# How many knives are enough?



## The Tourist (Jun 9, 2016)

To parallel the thread on firearms, I think we should also discuss the variety of knives.

Yesterday I received a Boker Kalashnikov 74 *left-handed* switchblade. It was for my wife, but I've been playing with it. For example, like most of you, my computer mouse is connected for right-handed use. My telephone--and now a left-handed knife--is set for my left hand. I also wanted a left pocket carry knife, but that was formerly joined by another right-handed knife for my left pocket--a tad clumsy.

I think that when I consider a new knife for my dominant hand I will also check out if they make one for the left hand. That way both hands will be trained to use the same model.

What's your view? Do you have a favorite cutting device?


----------



## Mad Trapper (Feb 12, 2014)

You mean there is an enough?

One for the: trucks, cars, tractors, barns, toolsheds, pocket, tackleboxes, hunting equip., kitchen who knows how many?, .....


Dozens, but I don't think a hundred.


----------



## MisterMills357 (Apr 15, 2015)

Let's be reasonable, anyone should be satisfied with 10,000 knives, so that is my magic number, 10,000. And that is enough for anyone.


----------



## The Tourist (Jun 9, 2016)

I think I have ten different knives. Granted, I have lots of spares, but I'm fascinated with only a segment of the hobby. Since I no longer work in this industry, my time is my own and I even delve into segments of the sport I missed out on. Having said that, I'm a sucker for a knife made from 440C.


----------



## Denton (Sep 18, 2012)

I don't know; never really thought about it. There's two within reach, two at the back door and one in the car. Oh, and Wifey's new knife is on the table next to her computer.


----------



## Denton (Sep 18, 2012)

I'll bet I'll pick up a few more after I talk to Ken Schwartz, tomorrow.


----------



## Mad Trapper (Feb 12, 2014)

Ten?

That won't keep me happy in the kitchen/butchering!

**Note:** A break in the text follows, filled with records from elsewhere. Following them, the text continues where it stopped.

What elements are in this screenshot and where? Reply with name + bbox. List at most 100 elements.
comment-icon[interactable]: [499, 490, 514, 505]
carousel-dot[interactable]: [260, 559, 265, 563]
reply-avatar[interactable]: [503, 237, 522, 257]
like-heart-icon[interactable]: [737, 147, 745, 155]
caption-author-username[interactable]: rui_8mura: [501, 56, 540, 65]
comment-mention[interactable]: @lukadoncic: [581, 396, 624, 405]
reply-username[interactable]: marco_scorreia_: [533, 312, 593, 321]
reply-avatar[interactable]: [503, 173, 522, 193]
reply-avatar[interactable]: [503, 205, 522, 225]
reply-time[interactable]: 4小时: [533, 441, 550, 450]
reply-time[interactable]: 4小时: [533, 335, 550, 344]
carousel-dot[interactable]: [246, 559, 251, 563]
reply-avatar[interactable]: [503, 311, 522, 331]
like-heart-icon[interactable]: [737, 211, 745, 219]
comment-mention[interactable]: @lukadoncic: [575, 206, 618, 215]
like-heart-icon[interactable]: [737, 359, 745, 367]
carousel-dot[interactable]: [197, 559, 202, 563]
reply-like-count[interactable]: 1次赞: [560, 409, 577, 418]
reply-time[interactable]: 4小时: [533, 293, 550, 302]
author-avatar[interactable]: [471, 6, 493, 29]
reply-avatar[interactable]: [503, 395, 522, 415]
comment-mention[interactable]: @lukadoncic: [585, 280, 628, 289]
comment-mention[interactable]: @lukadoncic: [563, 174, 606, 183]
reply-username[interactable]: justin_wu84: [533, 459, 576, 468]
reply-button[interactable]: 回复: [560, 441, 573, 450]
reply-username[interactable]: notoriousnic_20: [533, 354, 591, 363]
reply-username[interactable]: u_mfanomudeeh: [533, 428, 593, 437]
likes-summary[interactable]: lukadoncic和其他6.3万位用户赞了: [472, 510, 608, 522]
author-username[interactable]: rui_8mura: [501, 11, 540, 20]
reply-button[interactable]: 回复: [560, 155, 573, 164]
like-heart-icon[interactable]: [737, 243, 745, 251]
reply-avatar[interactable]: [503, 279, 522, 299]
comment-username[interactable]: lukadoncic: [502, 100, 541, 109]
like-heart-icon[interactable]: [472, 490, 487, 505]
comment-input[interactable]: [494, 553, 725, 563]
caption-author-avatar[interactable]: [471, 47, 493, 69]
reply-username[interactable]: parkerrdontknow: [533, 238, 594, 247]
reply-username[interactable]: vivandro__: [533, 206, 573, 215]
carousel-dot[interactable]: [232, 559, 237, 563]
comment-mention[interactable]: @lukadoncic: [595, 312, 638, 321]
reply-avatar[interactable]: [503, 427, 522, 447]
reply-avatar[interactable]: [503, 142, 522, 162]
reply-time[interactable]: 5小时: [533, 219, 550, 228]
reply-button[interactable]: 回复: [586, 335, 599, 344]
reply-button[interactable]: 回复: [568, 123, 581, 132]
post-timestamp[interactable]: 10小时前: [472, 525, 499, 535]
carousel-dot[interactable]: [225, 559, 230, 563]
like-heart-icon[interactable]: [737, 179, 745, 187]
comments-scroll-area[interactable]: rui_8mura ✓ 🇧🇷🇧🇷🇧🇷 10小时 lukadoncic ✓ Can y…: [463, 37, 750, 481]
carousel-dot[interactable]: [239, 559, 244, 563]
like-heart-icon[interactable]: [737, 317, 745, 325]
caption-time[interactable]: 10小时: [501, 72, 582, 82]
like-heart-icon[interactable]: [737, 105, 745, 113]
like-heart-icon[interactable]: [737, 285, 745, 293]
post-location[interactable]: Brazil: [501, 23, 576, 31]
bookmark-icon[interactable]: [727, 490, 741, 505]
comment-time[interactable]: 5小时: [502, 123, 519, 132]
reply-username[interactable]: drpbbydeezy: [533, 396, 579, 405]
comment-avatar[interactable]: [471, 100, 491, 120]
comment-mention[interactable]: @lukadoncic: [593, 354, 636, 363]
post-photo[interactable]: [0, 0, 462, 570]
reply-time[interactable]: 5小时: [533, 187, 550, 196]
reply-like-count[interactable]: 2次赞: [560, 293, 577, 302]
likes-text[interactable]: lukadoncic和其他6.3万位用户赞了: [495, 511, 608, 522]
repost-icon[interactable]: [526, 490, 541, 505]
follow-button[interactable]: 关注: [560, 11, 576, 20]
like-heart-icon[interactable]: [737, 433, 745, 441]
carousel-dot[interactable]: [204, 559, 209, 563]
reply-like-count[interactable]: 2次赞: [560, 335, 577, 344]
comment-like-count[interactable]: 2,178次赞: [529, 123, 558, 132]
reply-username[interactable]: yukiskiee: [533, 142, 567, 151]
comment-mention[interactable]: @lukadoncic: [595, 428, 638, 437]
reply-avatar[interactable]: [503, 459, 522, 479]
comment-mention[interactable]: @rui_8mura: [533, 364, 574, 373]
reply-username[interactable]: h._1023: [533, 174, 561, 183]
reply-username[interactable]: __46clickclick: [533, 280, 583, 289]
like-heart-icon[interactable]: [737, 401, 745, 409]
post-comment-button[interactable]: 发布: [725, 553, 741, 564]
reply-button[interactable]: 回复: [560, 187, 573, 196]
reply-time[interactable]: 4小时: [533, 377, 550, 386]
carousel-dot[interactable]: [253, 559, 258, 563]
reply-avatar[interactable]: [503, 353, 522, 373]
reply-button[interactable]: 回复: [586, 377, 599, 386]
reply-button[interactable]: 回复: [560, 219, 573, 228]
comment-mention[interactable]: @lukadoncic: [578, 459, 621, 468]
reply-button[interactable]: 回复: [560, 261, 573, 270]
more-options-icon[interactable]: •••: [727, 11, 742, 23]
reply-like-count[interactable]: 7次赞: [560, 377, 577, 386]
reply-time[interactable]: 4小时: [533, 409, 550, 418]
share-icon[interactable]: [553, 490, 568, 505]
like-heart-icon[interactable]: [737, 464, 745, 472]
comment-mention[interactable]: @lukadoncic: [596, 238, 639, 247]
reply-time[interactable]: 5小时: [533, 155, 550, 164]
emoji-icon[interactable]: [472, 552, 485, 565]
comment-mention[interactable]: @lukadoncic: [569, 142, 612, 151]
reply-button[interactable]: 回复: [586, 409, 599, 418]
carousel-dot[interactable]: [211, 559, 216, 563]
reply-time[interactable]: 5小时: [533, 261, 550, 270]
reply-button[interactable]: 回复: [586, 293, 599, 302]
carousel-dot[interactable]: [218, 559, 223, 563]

I've 10 for doing fish and another 10 for meat, maybe more. And that is not the kitchen either. I have an old Abercrombie Fitch fillet knife that is great steel and ~ 14" long for doing swordfish/marlin. 

One of my prizes is a real old Bowie, cleaned my first buck with it. I found since a smaller knife is better at cleaning/gutting.

Then utility in the barns/farm........ 

The I few for the pocket/carry, mostly Bucks and Schrades.


----------



## stevekozak (Oct 4, 2015)

In reality, probably two. As to what one has or wants, well, 20+ seems the standard.


----------



## The Tourist (Jun 9, 2016)

Denton said:


> I don't know; never really thought about it. There's two within reach, two at the back door and one in the car. Oh, and Wifey's new knife is on the table next to her computer.


In reality, I do about this same regimen. I have two or three "go to" knives, usually in the automatic genre. I do like to carry a Pilar or that Kershaw Spline, because even at their lower cost, they sharpen beyond imagination.

BTW, an automatic is just another form of jackknife. Yes, it can be used defensively with speed. But 90 percent of my knife usage is very mundane.


----------



## The Tourist (Jun 9, 2016)

In a recent post, a very astute member pointed out that the simple and singular notion of "cost" is not really a measure of "quality." I underlined his position, and I would like to showcase two knives I've done recently. They are both of modest cost and the edge needed some careful work, but then, so does a 1935 rust bucket that becomes a hand-built show car.

The first picture is one of the the most dangerous knives I've ever handled. It is dozens of times keener than a scalpel, and the only knife to break the "impenetrable ceiling" of 5.4 million grit. It is the *CRKT Pilar*, which goes for 18.00 to 22.00 dollars depending on your supplier. Sure, it took me over eleven hours and hundreds of dollars in time and materials, but at the end of the day, it really broke every record you could name.

The second knife is one you may have seen, it's the *Kershaw Spline*. Costing only 17.00 dollars, I have easily pushed it over the 3.2 million grit threshold, although I feel the knife is close to 4 million grit. Now, most of my work is on jackknives, but truth be told, the Spline when properly honed is one of the best defensive tools I know. I have been carrying one in my left front jeans pocket because the spine tab makes it ambidextrous. Returning to the real world, this knife walks through hemp.

While not shown, my daily defensive switchblade costs only 68 dollars, and one of my Boker Kalashnikov 74 Bowies cost only 40 dollars. Bargains and good knives are out there.


----------



## Mad Trapper (Feb 12, 2014)

So, how sharp is sharp enough?

I'm not paying, paying for, or buying something I can't do my self..

I have for cude stuff , then every grade of Arkanass. I've done my knives for > 50 years.

You might do better. But not on a working blade. And I paid the price of the stones, not Jap stones


----------



## The Tourist (Jun 9, 2016)

Denton said:


> I don't know; never really thought about it. There's two within reach, two at the back door and one in the car. Oh, and Wifey's new knife is on the table next to her computer.


Ya' know, the more I thought about this the more I figured it depends on your home lay-out. There isn't one "blueprint" for survival or confrontation.

Yes, I have knives (and pistols) secreted all over my house. But then, I usually carry something on me when I'm home alone and the alarm is on. The reason I do this is that my ADT alarm not only signals a break-in, but tells me which door or window was breached.

If I can be safely ensconced from where I am, than cover and concealment are already achieved. If the breach is near the bedroom and my wife is asleep, I know which avenue I have to block.

Now, I rented a cracker-box apartment as a young student. If someone broke in, that was a mandate for me to break out! I saw no good reason to die over Depression Era furniture...


----------